Perguntou-lhe outro dos presentes:
— Mas por que os anjos que a vós
ensinais, não vem até nós? É o senhor e o ermitão da caverna, melhor do que
nós?
Conseguintemente, pacientemente
respondeu-lhe o bufão:
— Não sou melhor que vós! E o ermitão
da caverna, não tinha o porquê querer ser melhor que vós! Tanto que, sendo ele
mudo já lhe faltava à voz. E faltando-lhe a voz, o que podia ele aprender, era
o que em espírito lhe foi instruído a saber pelos anjos.
Sobremodo exaltado e indignado, outro
dos presentes falou em meio à multidão que se formava em torno do malabarista
na praça. E os demais com ele concordaram:
— Que sejas! Queremos que os anjos que
vos ensinaram, a nós também venham ensinar! Dado que, se o senhor — e o ermitão
da caverna com eles aprenderam —, nós também podemos aprender.

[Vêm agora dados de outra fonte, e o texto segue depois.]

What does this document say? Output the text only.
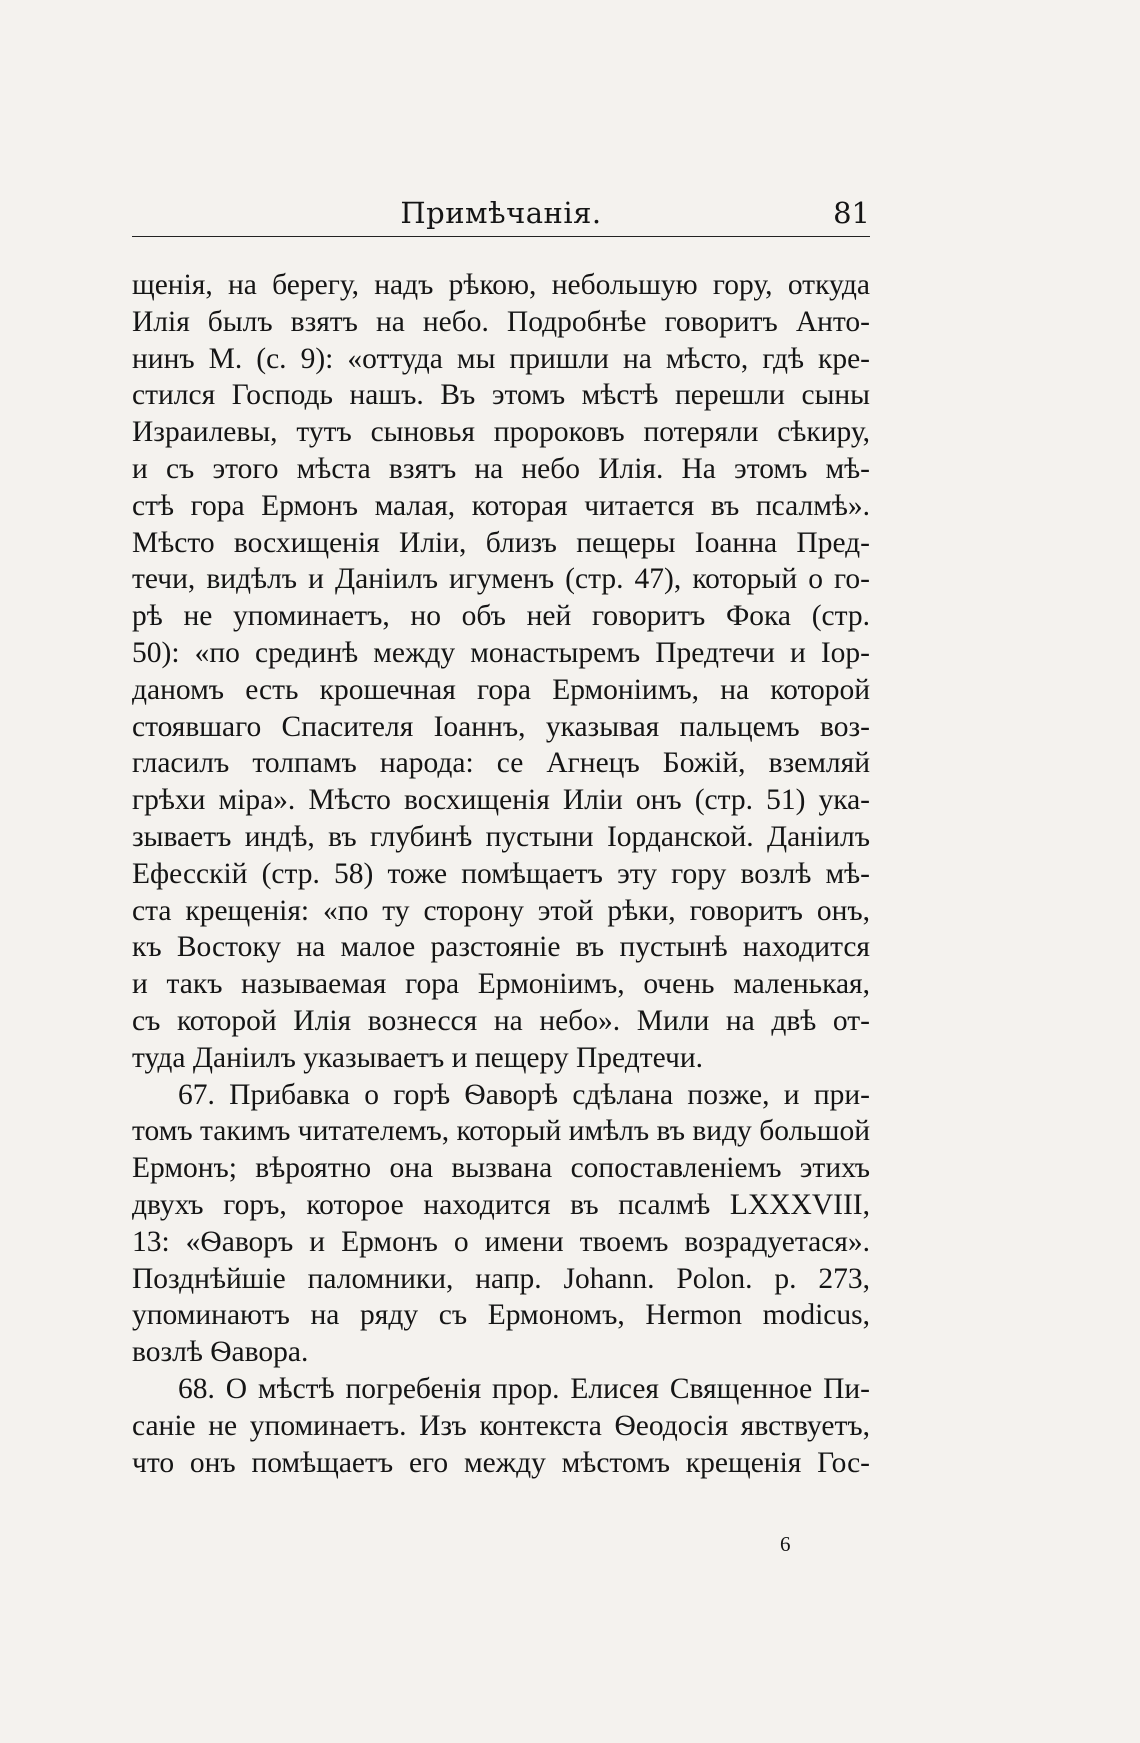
Примѣчанія.	81
щенія, на берегу, надъ рѣкою, небольшую гору, откуда
Илія былъ взятъ на небо. Подробнѣе говоритъ Анто-
нинъ М. (с. 9): «оттуда мы пришли на мѣсто, гдѣ кре-
стился Господь нашъ. Въ этомъ мѣстѣ перешли сыны
Израилевы, тутъ сыновья пророковъ потеряли сѣкиру,
и съ этого мѣста взятъ на небо Илія. На этомъ мѣ-
стѣ гора Ермонъ малая, которая читается въ псалмѣ».
Мѣсто восхищенія Иліи, близъ пещеры Іоанна Пред-
течи, видѣлъ и Даніилъ игуменъ (стр. 47), который о го-
рѣ не упоминаетъ, но объ ней говоритъ Фока (стр.
50): «по срединѣ между монастыремъ Предтечи и Іор-
даномъ есть крошечная гора Ермоніимъ, на которой
стоявшаго Спасителя Іоаннъ, указывая пальцемъ воз-
гласилъ толпамъ народа: се Агнецъ Божій, вземляй
грѣхи міра». Мѣсто восхищенія Иліи онъ (стр. 51) ука-
зываетъ индѣ, въ глубинѣ пустыни Іорданской. Даніилъ
Ефесскій (стр. 58) тоже помѣщаетъ эту гору возлѣ мѣ-
ста крещенія: «по ту сторону этой рѣки, говоритъ онъ,
къ Востоку на малое разстояніе въ пустынѣ находится
и такъ называемая гора Ермоніимъ, очень маленькая,
съ которой Илія вознесся на небо». Мили на двѣ от-
туда Даніилъ указываетъ и пещеру Предтечи.
67. Прибавка о горѣ Ѳаворѣ сдѣлана позже, и при-
томъ такимъ читателемъ, который имѣлъ въ виду большой
Ермонъ; вѣроятно она вызвана сопоставленіемъ этихъ
двухъ горъ, которое находится въ псалмѣ LXXXVIII,
13: «Ѳаворъ и Ермонъ о имени твоемъ возрадуетася».
Позднѣйшіе паломники, напр. Johann. Polon. p. 273,
упоминаютъ на ряду съ Ермономъ, Hermon modicus,
возлѣ Ѳавора.
68. О мѣстѣ погребенія прор. Елисея Священное Пи-
саніе не упоминаетъ. Изъ контекста Ѳеодосія явствуетъ,
что онъ помѣщаетъ его между мѣстомъ крещенія Гос-
6
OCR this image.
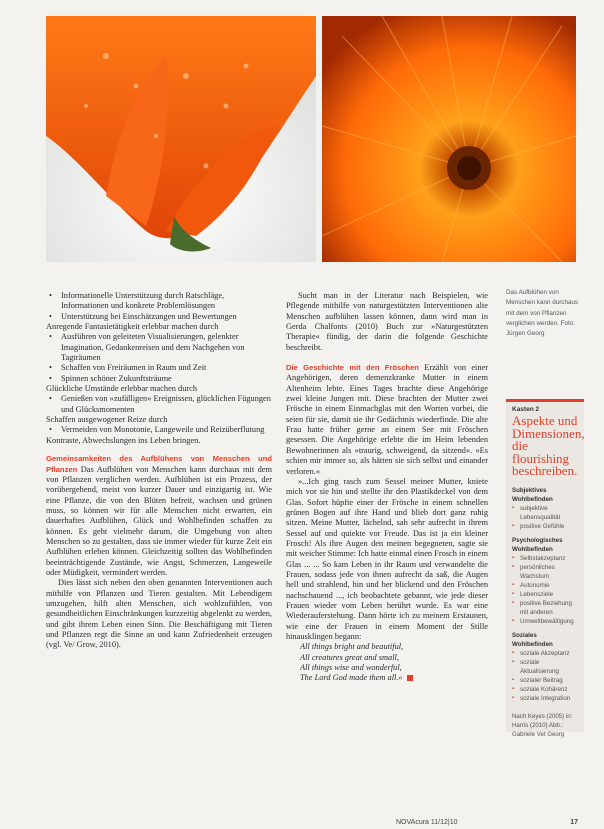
• Informationelle Unterstützung durch Ratschläge, Informationen und konkrete Problemlösungen
• Unterstützung bei Einschätzungen und Bewertungen
Anregende Fantasietätigkeit erlebbar machen durch
• Ausführen von geleiteten Visualisierungen, gelenkter Imagination, Gedankenreisen und dem Nachgehen von Tagträumen
• Schaffen von Freiräumen in Raum und Zeit
• Spinnen schöner Zukunftsträume
Glückliche Umstände erlebbar machen durch
• Genießen von »zufälligen« Ereignissen, glücklichen Fügungen und Glücksmomenten
Schaffen ausgewogener Reize durch
• Vermeiden von Monotonie, Langeweile und Reizüberflutung
Kontraste, Abwechslungen ins Leben bringen.

Gemeinsamkeiten des Aufblühens von Menschen und Pflanzen Das Aufblühen von Menschen kann durchaus mit dem von Pflanzen verglichen werden. Aufblühen ist ein Prozess, der vorübergehend, meist von kurzer Dauer und einzigartig ist. Wie eine Pflanze, die von den Blüten befreit, wachsen und grünen muss, so können wir für alle Menschen nicht erwarten, ein dauerhaftes Aufblühen, Glück und Wohlbefinden schaffen zu können. Es geht vielmehr darum, die Umgebung von alten Menschen so zu gestalten, dass sie immer wieder für kurze Zeit ein Aufblühen erleben können. Gleichzeitig sollten das Wohlbefinden beeinträchtigende Zustände, wie Angst, Schmerzen, Langeweile oder Müdigkeit, vermindert werden.

Dies lässt sich neben den oben genannten Interventionen auch mithilfe von Pflanzen und Tieren gestalten. Mit Lebendigem umzugehen, hilft alten Menschen, sich wohlzufühlen, von gesundheitlichen Einschränkungen kurzzeitig abgelenkt zu werden, und gibt ihrem Leben einen Sinn. Die Beschäftigung mit Tieren und Pflanzen regt die Sinne an und kann Zufriedenheit erzeugen (vgl. Ve/ Grow, 2010).

Sucht man in der Literatur nach Beispielen, wie Pflegende mithilfe von naturgestützten Interventionen alte Menschen aufblühen lassen können, dann wird man in Gerda Chalfonts (2010) Buch zur »Naturgestützten Therapie« fündig, der darin die folgende Geschichte beschreibt.

Die Geschichte mit den Fröschen Erzählt von einer Angehörigen, deren demenzkranke Mutter in einem Altenheim lebte. Eines Tages brachte diese Angehörige zwei kleine Jungen mit. Diese brachten der Mutter zwei Frösche in einem Einmachglas mit den Worten vorbei, die seien für sie, damit sie ihr Gedächtnis wiederfinde. Die alte Frau hatte früher gerne an einem See mit Fröschen gesessen. Die Angehörige erlebte die im Heim lebenden Bewohnerinnen als »traurig, schweigend, da sitzend«. »Es schien mir immer so, als hätten sie sich selbst und einander verloren.«

»...Ich ging rasch zum Sessel meiner Mutter, kniete mich vor sie hin und stellte ihr den Plastikdeckel von dem Glas. Sofort hüpfte einer der Frösche in einem schnellen grünen Bogen auf ihre Hand und blieb dort ganz ruhig sitzen. Meine Mutter, lächelnd, sah sehr aufrecht in ihrem Sessel auf und quiekte vor Freude. Das ist ja ein kleiner Frosch! Als ihre Augen den meinen begegneten, sagte sie mit weicher Stimme: Ich hatte einmal einen Frosch in einem Glas ... ... So kam Leben in ihr Raum und verwandelte die Frauen, sodass jede von ihnen aufrecht da saß, die Augen hell und strahlend, hin und her blickend und den Fröschen nachschauend ..., ich beobachtete gebannt, wie jede dieser Frauen wieder vom Leben berührt wurde. Es war eine Wiederauferstehung. Dann hörte ich zu meinem Erstaunen, wie eine der Frauen in einem Moment der Stille hinausklingen begann:

All things bright and beautiful,
All creatures great and small,
All things wise and wonderful,
The Lord God made them all.«
Das Aufblühen von Menschen kann durchaus mit dem von Pflanzen verglichen werden. Foto: Jürgen Georg
Kasten 2
Aspekte und Dimensionen, die flourishing beschreiben.
Subjektives Wohlbefinden
▪ subjektive Lebensqualität
▪ positive Gefühle
Psychologisches Wohlbefinden
▪ Selbstakzeptanz
▪ persönliches Wachstum
▪ Autonomie
▪ Lebensziele
▪ positive Beziehung mit anderen
▪ Umweltbewältigung
Soziales Wohlbefinden
▪ soziale Akzeptanz
▪ soziale Aktualisierung
▪ sozialer Beitrag
▪ soziale Kohärenz
▪ soziale Integration
Nach Keyes (2005) in: Harris (2010) Abb.: Gabriele Vet Georg
NOVAcura 11/12|10	17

Em sequência, com uma serenidade sem igual,
respondeu-lhe o estrangeiro que possuía o domínio da alquimia, com a firmeza
que só aqueles que por muitos caminhos já andaram, tem autoridade e experiência
para falar:
— Vós sois homens, profanos! De tal
maneira que, vós não podeis ouvir-lhes. Já que, vós viveis em um mundo, onde o
que lhes satisfazem — não é o alimento do espírito do qual me alimentei. O
alimento que vos satisfazem — é o da carne que vós tanto recorreis. Vós só
quereis do mundo, as coisas do mundo! Mas, a sabedoria do Espírito Santo, vós
não a buscais! Haja vista vós só podeis encontrá-la, quando para dentro de si
voltarem-se, e escutarem, aquele que eu escutei por tanto tempo meditando e
estudando em silêncio e castidade. Os que vieram me visitar, pois, vieram por
intermédio (não do homem ou das suas iniciações); mas de igual modo, por eu ter
sido digno de por eles ser visitado. Portanto, vós deveis que primeiro aprender
a ouvirem a luz Crística que me ensinou! Assim, vós podereis como eu, com ela
instruírem-se em saber, os sacros mistérios do Creador.